“White Ward perform intensely deviant music of a noir shade”, I read. From Odessa in Ukraine, they have been doing their post black metal thing since 2012, have released a couple of EP’s and are now releasing their second album.

This gnaws away at the brain like tooth decay. The title track starts with sirens and sinister piano sounds. A sad and distant saxophone signals the image of urban decay, rain, and glistening empty pavements, a view reinforced by the drab picture on the album cover. This is very reminiscent of Netra’s Sørbyen. The scene explodes and turns into a violent exposé of post black metal. It is dynamic. That utterly sinister sax infused scene finally returns us to gloom and greyness, before the track ends with shivering and indistinct cosmic sounds. Powerful intensity mixes with the melancholy of the distant saxophone. “Dead Heart Confession” continues to fuel the fire with its thunderous start but this post metal is not the kind that builds up gradually. Passages sway between fiery anger and obscure greyness. There are rampant guitar passages but they never detract from the overall aura. Our mind is made to work, as another gloomy score with a faintly distinguishable voice mixes with the black scene. That lonely sounding piano then sets the tone for the sinister echoes of “Shelter”. If the intended effect is to disturb us, it works. The piano becomes more bizarre, and the echoing wall of sound in the background becomes more piercing and extreme. Strange. As “Shelter” is disturbed, “No Cure for Pain” is depressing. The slow sax line that starts it reeks mourning, death and decay. All the while it is about loneliness, grey solitary rooms and sadness. But then three and a half minutes in, there is an explosion of fiery black metal anger. Musically it’s powerful and epic, developing at one point into a highly charged rock solo.

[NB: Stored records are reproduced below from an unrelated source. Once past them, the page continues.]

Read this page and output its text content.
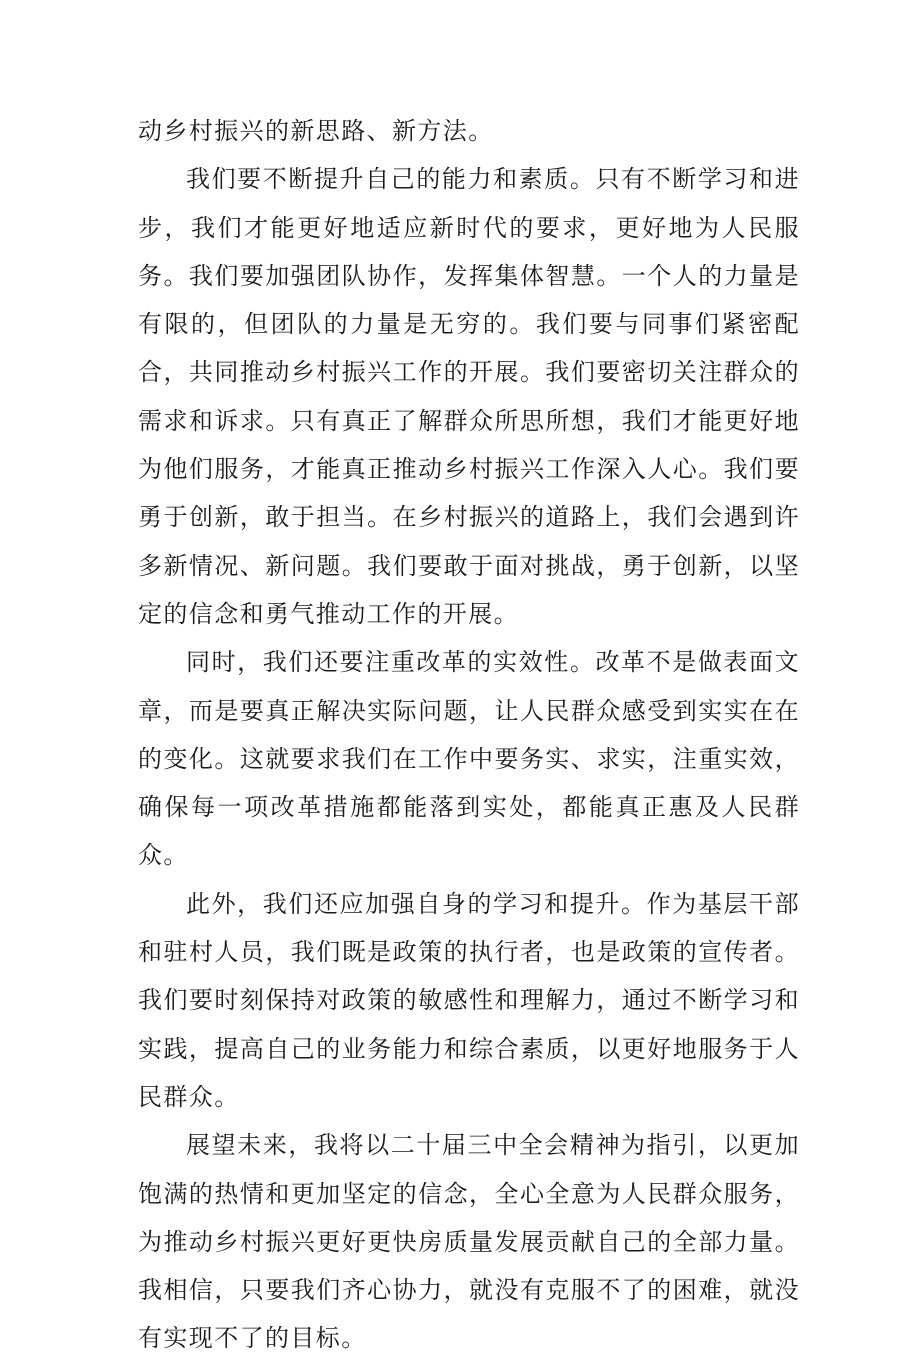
动乡村振兴的新思路、新方法。

我们要不断提升自己的能力和素质。只有不断学习和进步，我们才能更好地适应新时代的要求，更好地为人民服务。我们要加强团队协作，发挥集体智慧。一个人的力量是有限的，但团队的力量是无穷的。我们要与同事们紧密配合，共同推动乡村振兴工作的开展。我们要密切关注群众的需求和诉求。只有真正了解群众所思所想，我们才能更好地为他们服务，才能真正推动乡村振兴工作深入人心。我们要勇于创新，敢于担当。在乡村振兴的道路上，我们会遇到许多新情况、新问题。我们要敢于面对挑战，勇于创新，以坚定的信念和勇气推动工作的开展。

同时，我们还要注重改革的实效性。改革不是做表面文章，而是要真正解决实际问题，让人民群众感受到实实在在的变化。这就要求我们在工作中要务实、求实，注重实效，确保每一项改革措施都能落到实处，都能真正惠及人民群众。

此外，我们还应加强自身的学习和提升。作为基层干部和驻村人员，我们既是政策的执行者，也是政策的宣传者。我们要时刻保持对政策的敏感性和理解力，通过不断学习和实践，提高自己的业务能力和综合素质，以更好地服务于人民群众。

展望未来，我将以二十届三中全会精神为指引，以更加饱满的热情和更加坚定的信念，全心全意为人民群众服务，为推动乡村振兴更好更快房质量发展贡献自己的全部力量。我相信，只要我们齐心协力，就没有克服不了的困难，就没有实现不了的目标。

Stylistically it’s a mix as effect takes precedence over generic style, and accordingly “No Cure for Pain” is a dynamic track of twelve minutes duration. All these movements may be too much for some, but it’s all within the framework of epic black metal intensity. The flames are fanned finally, and the saxophone leads us out with another melancholic jazz sequence, this time evolving into an epic finale. Melancholia returns very quickly with the edgy and tense “Surfaces and Depths”. This time we have a vulnerable clean vocal. There’s something old-fashioned about this. The archaic piano adds to the atmosphere. The drum adds authority and calm, while the saxophone creates visions of despair and hopelessness. “Surfaces and Depths” shows another side of this multi-faceted band. The song ends in epic style. As if White Ward haven’t played with enough, a lonely echoing voice starts the final monstrous twelve minute piece “Uncanny Delusions”. The harsh growls cut in. The saxophone plays its tune before the song switches over to raw and harsh black metal and a dark spoken section. I suppose the band could be accused of making all these changes without rhyme or reason, and in pure terms the structure could be more cohesive, but this is an epic work and we are taken to different emotional heights and depths. From fire and anger we go back to anguish and despair, and the nocturnal melancholy of that haunting saxophone, and one final off the wall contribution from White Ward, who may depict boring worlds but themselves have imaginative energy in abundance.

So many moods, so many ideas. This is a remarkable album. It is angry. It is depressive. It is melancholic. It is epic. “Love Exchange Failure” is thought-provoking, absorbing and hugely atmospheric.